Yakitori Sat 22-Oct-16 08:40:33

It may be rather more six of one and half a dozen of the other as they are so little. It may be that she doesn't like A but is reacting inappropriately. There was this little girl at school who used to sit next to me and copy my work and who was generally irritating. I found it stressful as I worried that I would get in trouble if both of our work was the same. She would follow me around when I didn't want to play with her and would start to attack me physically- to which I retaliated in kind. I was so little and had no idea how to deal with this.

Her mum (who on reflection now seems quite bonkers) accused me of bullying her and my parents had to come in to talk about it.

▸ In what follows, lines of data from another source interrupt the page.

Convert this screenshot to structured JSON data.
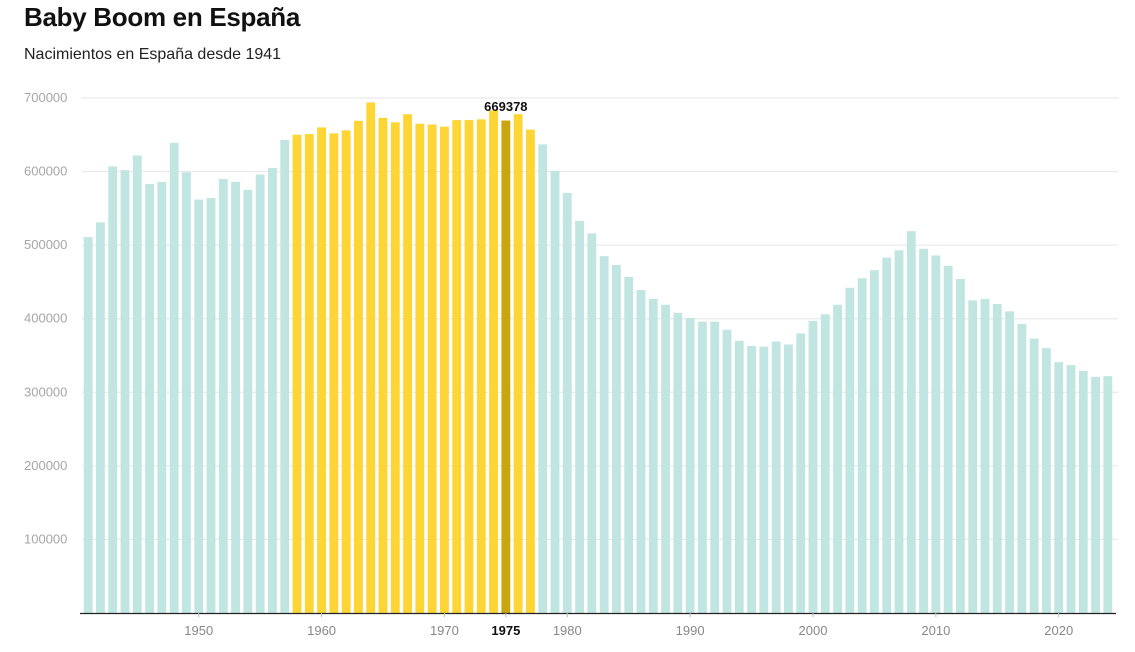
{
  "chart_data": {
    "type": "bar",
    "title": "Baby Boom en España",
    "subtitle": "Nacimientos en España desde 1941",
    "xlabel": "",
    "ylabel": "",
    "ylim": [
      0,
      700000
    ],
    "yticks": [
      "100000",
      "200000",
      "300000",
      "400000",
      "500000",
      "600000",
      "700000"
    ],
    "yticks_values": [
      100000,
      200000,
      300000,
      400000,
      500000,
      600000,
      700000
    ],
    "xticks": [
      "1950",
      "1960",
      "1970",
      "1975",
      "1980",
      "1990",
      "2000",
      "2010",
      "2020"
    ],
    "grid": true,
    "boom_range": [
      1958,
      1977
    ],
    "highlight": {
      "year": 1975,
      "label": "669378"
    },
    "colors": {
      "normal": "#c1e6e2",
      "boom": "#fdd535",
      "highlight": "#c9a60e",
      "axis": "#222222",
      "grid": "#e6e6e6"
    },
    "years": [
      1941,
      1942,
      1943,
      1944,
      1945,
      1946,
      1947,
      1948,
      1949,
      1950,
      1951,
      1952,
      1953,
      1954,
      1955,
      1956,
      1957,
      1958,
      1959,
      1960,
      1961,
      1962,
      1963,
      1964,
      1965,
      1966,
      1967,
      1968,
      1969,
      1970,
      1971,
      1972,
      1973,
      1974,
      1975,
      1976,
      1977,
      1978,
      1979,
      1980,
      1981,
      1982,
      1983,
      1984,
      1985,
      1986,
      1987,
      1988,
      1989,
      1990,
      1991,
      1992,
      1993,
      1994,
      1995,
      1996,
      1997,
      1998,
      1999,
      2000,
      2001,
      2002,
      2003,
      2004,
      2005,
      2006,
      2007,
      2008,
      2009,
      2010,
      2011,
      2012,
      2013,
      2014,
      2015,
      2016,
      2017,
      2018,
      2019,
      2020,
      2021,
      2022,
      2023,
      2024
    ],
    "values": [
      511000,
      531000,
      607000,
      602000,
      622000,
      583000,
      586000,
      639000,
      599000,
      562000,
      564000,
      590000,
      586000,
      575000,
      596000,
      605000,
      643000,
      650000,
      651000,
      660000,
      652000,
      656000,
      669000,
      694000,
      673000,
      667000,
      678000,
      665000,
      664000,
      661000,
      670000,
      670000,
      671000,
      683000,
      669378,
      678000,
      657000,
      637000,
      601000,
      571000,
      533000,
      516000,
      485000,
      473000,
      457000,
      439000,
      427000,
      419000,
      408000,
      401000,
      396000,
      396000,
      385000,
      370000,
      363000,
      362000,
      369000,
      365000,
      380000,
      397000,
      406000,
      419000,
      442000,
      455000,
      466000,
      483000,
      493000,
      519000,
      495000,
      486000,
      472000,
      454000,
      425000,
      427000,
      420000,
      410000,
      393000,
      373000,
      360000,
      341000,
      337000,
      329000,
      321000,
      322000
    ]
  }
}
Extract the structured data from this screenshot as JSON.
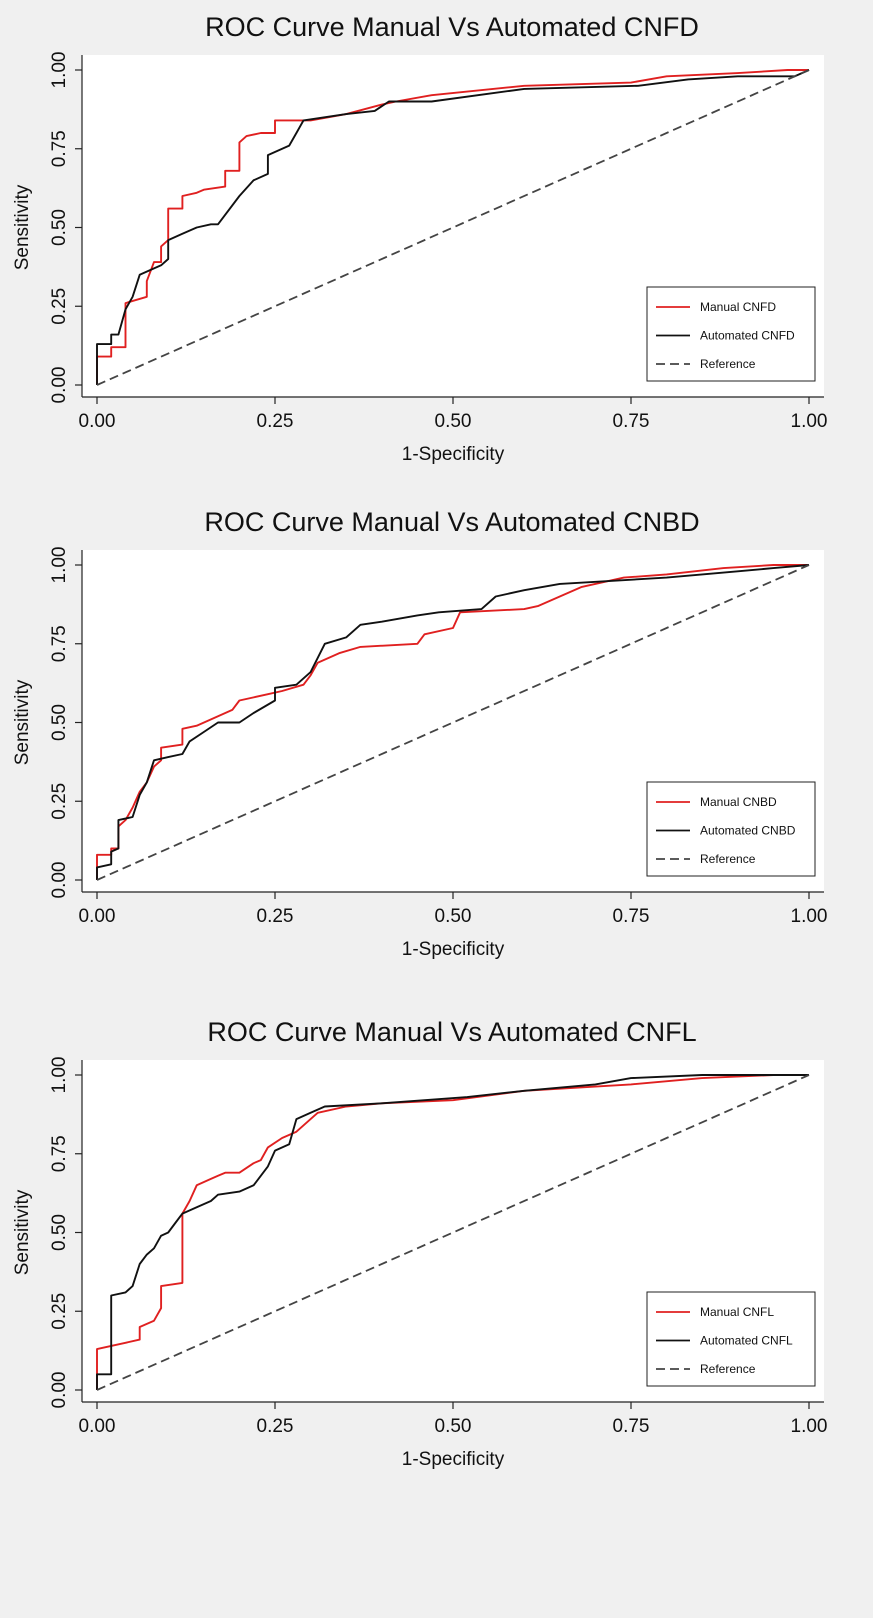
{
  "colors": {
    "manual": "#e02020",
    "automated": "#111111",
    "reference": "#444444",
    "plot_bg": "#ffffff",
    "page_bg": "#f0f0f0"
  },
  "chart_data": [
    {
      "type": "line",
      "title": "ROC Curve Manual Vs Automated CNFD",
      "xlabel": "1-Specificity",
      "ylabel": "Sensitivity",
      "xlim": [
        0,
        1
      ],
      "ylim": [
        0,
        1
      ],
      "xticks": [
        "0.00",
        "0.25",
        "0.50",
        "0.75",
        "1.00"
      ],
      "yticks": [
        "0.00",
        "0.25",
        "0.50",
        "0.75",
        "1.00"
      ],
      "grid": false,
      "legend": "bottom-right",
      "series": [
        {
          "name": "Manual CNFD",
          "color": "#e02020",
          "points": [
            [
              0,
              0
            ],
            [
              0,
              0.09
            ],
            [
              0.02,
              0.09
            ],
            [
              0.02,
              0.12
            ],
            [
              0.04,
              0.12
            ],
            [
              0.04,
              0.26
            ],
            [
              0.07,
              0.28
            ],
            [
              0.07,
              0.33
            ],
            [
              0.08,
              0.39
            ],
            [
              0.09,
              0.39
            ],
            [
              0.09,
              0.44
            ],
            [
              0.1,
              0.46
            ],
            [
              0.1,
              0.56
            ],
            [
              0.12,
              0.56
            ],
            [
              0.12,
              0.6
            ],
            [
              0.14,
              0.61
            ],
            [
              0.15,
              0.62
            ],
            [
              0.18,
              0.63
            ],
            [
              0.18,
              0.68
            ],
            [
              0.2,
              0.68
            ],
            [
              0.2,
              0.77
            ],
            [
              0.21,
              0.79
            ],
            [
              0.23,
              0.8
            ],
            [
              0.25,
              0.8
            ],
            [
              0.25,
              0.84
            ],
            [
              0.3,
              0.84
            ],
            [
              0.35,
              0.86
            ],
            [
              0.4,
              0.89
            ],
            [
              0.42,
              0.9
            ],
            [
              0.47,
              0.92
            ],
            [
              0.6,
              0.95
            ],
            [
              0.75,
              0.96
            ],
            [
              0.8,
              0.98
            ],
            [
              0.9,
              0.99
            ],
            [
              0.97,
              1.0
            ],
            [
              1,
              1
            ]
          ]
        },
        {
          "name": "Automated CNFD",
          "color": "#111111",
          "points": [
            [
              0,
              0
            ],
            [
              0,
              0.13
            ],
            [
              0.02,
              0.13
            ],
            [
              0.02,
              0.16
            ],
            [
              0.03,
              0.16
            ],
            [
              0.04,
              0.24
            ],
            [
              0.05,
              0.28
            ],
            [
              0.06,
              0.35
            ],
            [
              0.08,
              0.37
            ],
            [
              0.09,
              0.38
            ],
            [
              0.1,
              0.4
            ],
            [
              0.1,
              0.46
            ],
            [
              0.12,
              0.48
            ],
            [
              0.14,
              0.5
            ],
            [
              0.16,
              0.51
            ],
            [
              0.17,
              0.51
            ],
            [
              0.2,
              0.6
            ],
            [
              0.22,
              0.65
            ],
            [
              0.24,
              0.67
            ],
            [
              0.24,
              0.73
            ],
            [
              0.27,
              0.76
            ],
            [
              0.28,
              0.8
            ],
            [
              0.29,
              0.84
            ],
            [
              0.35,
              0.86
            ],
            [
              0.39,
              0.87
            ],
            [
              0.41,
              0.9
            ],
            [
              0.47,
              0.9
            ],
            [
              0.6,
              0.94
            ],
            [
              0.76,
              0.95
            ],
            [
              0.83,
              0.97
            ],
            [
              0.9,
              0.98
            ],
            [
              0.98,
              0.98
            ],
            [
              1,
              1
            ]
          ]
        },
        {
          "name": "Reference",
          "color": "#444444",
          "dashed": true,
          "points": [
            [
              0,
              0
            ],
            [
              1,
              1
            ]
          ]
        }
      ]
    },
    {
      "type": "line",
      "title": "ROC Curve Manual Vs Automated CNBD",
      "xlabel": "1-Specificity",
      "ylabel": "Sensitivity",
      "xlim": [
        0,
        1
      ],
      "ylim": [
        0,
        1
      ],
      "xticks": [
        "0.00",
        "0.25",
        "0.50",
        "0.75",
        "1.00"
      ],
      "yticks": [
        "0.00",
        "0.25",
        "0.50",
        "0.75",
        "1.00"
      ],
      "grid": false,
      "legend": "bottom-right",
      "series": [
        {
          "name": "Manual CNBD",
          "color": "#e02020",
          "points": [
            [
              0,
              0
            ],
            [
              0,
              0.08
            ],
            [
              0.02,
              0.08
            ],
            [
              0.02,
              0.1
            ],
            [
              0.03,
              0.1
            ],
            [
              0.03,
              0.17
            ],
            [
              0.04,
              0.19
            ],
            [
              0.05,
              0.23
            ],
            [
              0.06,
              0.28
            ],
            [
              0.07,
              0.31
            ],
            [
              0.08,
              0.36
            ],
            [
              0.09,
              0.38
            ],
            [
              0.09,
              0.42
            ],
            [
              0.12,
              0.43
            ],
            [
              0.12,
              0.48
            ],
            [
              0.14,
              0.49
            ],
            [
              0.17,
              0.52
            ],
            [
              0.19,
              0.54
            ],
            [
              0.2,
              0.57
            ],
            [
              0.24,
              0.59
            ],
            [
              0.26,
              0.6
            ],
            [
              0.29,
              0.62
            ],
            [
              0.3,
              0.65
            ],
            [
              0.31,
              0.69
            ],
            [
              0.34,
              0.72
            ],
            [
              0.37,
              0.74
            ],
            [
              0.45,
              0.75
            ],
            [
              0.46,
              0.78
            ],
            [
              0.5,
              0.8
            ],
            [
              0.51,
              0.85
            ],
            [
              0.6,
              0.86
            ],
            [
              0.62,
              0.87
            ],
            [
              0.65,
              0.9
            ],
            [
              0.68,
              0.93
            ],
            [
              0.74,
              0.96
            ],
            [
              0.8,
              0.97
            ],
            [
              0.88,
              0.99
            ],
            [
              0.95,
              1.0
            ],
            [
              1,
              1
            ]
          ]
        },
        {
          "name": "Automated CNBD",
          "color": "#111111",
          "points": [
            [
              0,
              0
            ],
            [
              0,
              0.04
            ],
            [
              0.02,
              0.05
            ],
            [
              0.02,
              0.09
            ],
            [
              0.03,
              0.1
            ],
            [
              0.03,
              0.19
            ],
            [
              0.05,
              0.2
            ],
            [
              0.06,
              0.27
            ],
            [
              0.07,
              0.31
            ],
            [
              0.08,
              0.38
            ],
            [
              0.1,
              0.39
            ],
            [
              0.12,
              0.4
            ],
            [
              0.13,
              0.44
            ],
            [
              0.15,
              0.47
            ],
            [
              0.17,
              0.5
            ],
            [
              0.2,
              0.5
            ],
            [
              0.22,
              0.53
            ],
            [
              0.25,
              0.57
            ],
            [
              0.25,
              0.61
            ],
            [
              0.28,
              0.62
            ],
            [
              0.3,
              0.66
            ],
            [
              0.32,
              0.75
            ],
            [
              0.35,
              0.77
            ],
            [
              0.37,
              0.81
            ],
            [
              0.4,
              0.82
            ],
            [
              0.45,
              0.84
            ],
            [
              0.48,
              0.85
            ],
            [
              0.54,
              0.86
            ],
            [
              0.56,
              0.9
            ],
            [
              0.6,
              0.92
            ],
            [
              0.65,
              0.94
            ],
            [
              0.8,
              0.96
            ],
            [
              0.85,
              0.97
            ],
            [
              0.9,
              0.98
            ],
            [
              0.95,
              0.99
            ],
            [
              1,
              1
            ]
          ]
        },
        {
          "name": "Reference",
          "color": "#444444",
          "dashed": true,
          "points": [
            [
              0,
              0
            ],
            [
              1,
              1
            ]
          ]
        }
      ]
    },
    {
      "type": "line",
      "title": "ROC Curve Manual Vs Automated CNFL",
      "xlabel": "1-Specificity",
      "ylabel": "Sensitivity",
      "xlim": [
        0,
        1
      ],
      "ylim": [
        0,
        1
      ],
      "xticks": [
        "0.00",
        "0.25",
        "0.50",
        "0.75",
        "1.00"
      ],
      "yticks": [
        "0.00",
        "0.25",
        "0.50",
        "0.75",
        "1.00"
      ],
      "grid": false,
      "legend": "bottom-right",
      "series": [
        {
          "name": "Manual CNFL",
          "color": "#e02020",
          "points": [
            [
              0,
              0
            ],
            [
              0,
              0.13
            ],
            [
              0.02,
              0.14
            ],
            [
              0.04,
              0.15
            ],
            [
              0.06,
              0.16
            ],
            [
              0.06,
              0.2
            ],
            [
              0.08,
              0.22
            ],
            [
              0.09,
              0.26
            ],
            [
              0.09,
              0.33
            ],
            [
              0.12,
              0.34
            ],
            [
              0.12,
              0.56
            ],
            [
              0.13,
              0.6
            ],
            [
              0.14,
              0.65
            ],
            [
              0.16,
              0.67
            ],
            [
              0.17,
              0.68
            ],
            [
              0.18,
              0.69
            ],
            [
              0.2,
              0.69
            ],
            [
              0.22,
              0.72
            ],
            [
              0.23,
              0.73
            ],
            [
              0.24,
              0.77
            ],
            [
              0.26,
              0.8
            ],
            [
              0.28,
              0.82
            ],
            [
              0.3,
              0.86
            ],
            [
              0.31,
              0.88
            ],
            [
              0.35,
              0.9
            ],
            [
              0.4,
              0.91
            ],
            [
              0.5,
              0.92
            ],
            [
              0.6,
              0.95
            ],
            [
              0.75,
              0.97
            ],
            [
              0.85,
              0.99
            ],
            [
              0.95,
              1.0
            ],
            [
              1,
              1
            ]
          ]
        },
        {
          "name": "Automated CNFL",
          "color": "#111111",
          "points": [
            [
              0,
              0
            ],
            [
              0,
              0.05
            ],
            [
              0.02,
              0.05
            ],
            [
              0.02,
              0.3
            ],
            [
              0.04,
              0.31
            ],
            [
              0.05,
              0.33
            ],
            [
              0.06,
              0.4
            ],
            [
              0.07,
              0.43
            ],
            [
              0.08,
              0.45
            ],
            [
              0.09,
              0.49
            ],
            [
              0.1,
              0.5
            ],
            [
              0.11,
              0.53
            ],
            [
              0.12,
              0.56
            ],
            [
              0.14,
              0.58
            ],
            [
              0.16,
              0.6
            ],
            [
              0.17,
              0.62
            ],
            [
              0.2,
              0.63
            ],
            [
              0.22,
              0.65
            ],
            [
              0.23,
              0.68
            ],
            [
              0.24,
              0.71
            ],
            [
              0.25,
              0.76
            ],
            [
              0.27,
              0.78
            ],
            [
              0.28,
              0.86
            ],
            [
              0.3,
              0.88
            ],
            [
              0.32,
              0.9
            ],
            [
              0.4,
              0.91
            ],
            [
              0.52,
              0.93
            ],
            [
              0.6,
              0.95
            ],
            [
              0.7,
              0.97
            ],
            [
              0.75,
              0.99
            ],
            [
              0.85,
              1.0
            ],
            [
              1,
              1
            ]
          ]
        },
        {
          "name": "Reference",
          "color": "#444444",
          "dashed": true,
          "points": [
            [
              0,
              0
            ],
            [
              1,
              1
            ]
          ]
        }
      ]
    }
  ]
}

I can't remember how it was dealt with but the girl generally stopped being a PITA and we seemed to keep our distance.

I'm not saying this is the same situation at all but they are so little and there is often more to it - esp. if your DD is generally kind and lovely.

BombadierFritz Sat 22-Oct-16 08:41:44

sorry, by leave it to school I meant, tell school so they can keep an eye

apologising to parents etc is exactly what I meant by things getting messy. if you would have sought out any parent and made your child apologise, fair enough, but if it is to appease because you know them, it all starts getting messy. your child labelled the bully. a the victim. a's role overlooked. phone calls. words to family members. aaargh

PegEgg Sat 22-Oct-16 08:46:10

Yes I want to respond appropriately without it getting messy! Tricky!

Lunar1 Sat 22-Oct-16 08:48:48

I'd get your dd to chose something of hers to sell to pay for the uniform. It's something tangible that she can understand and will directly affect her.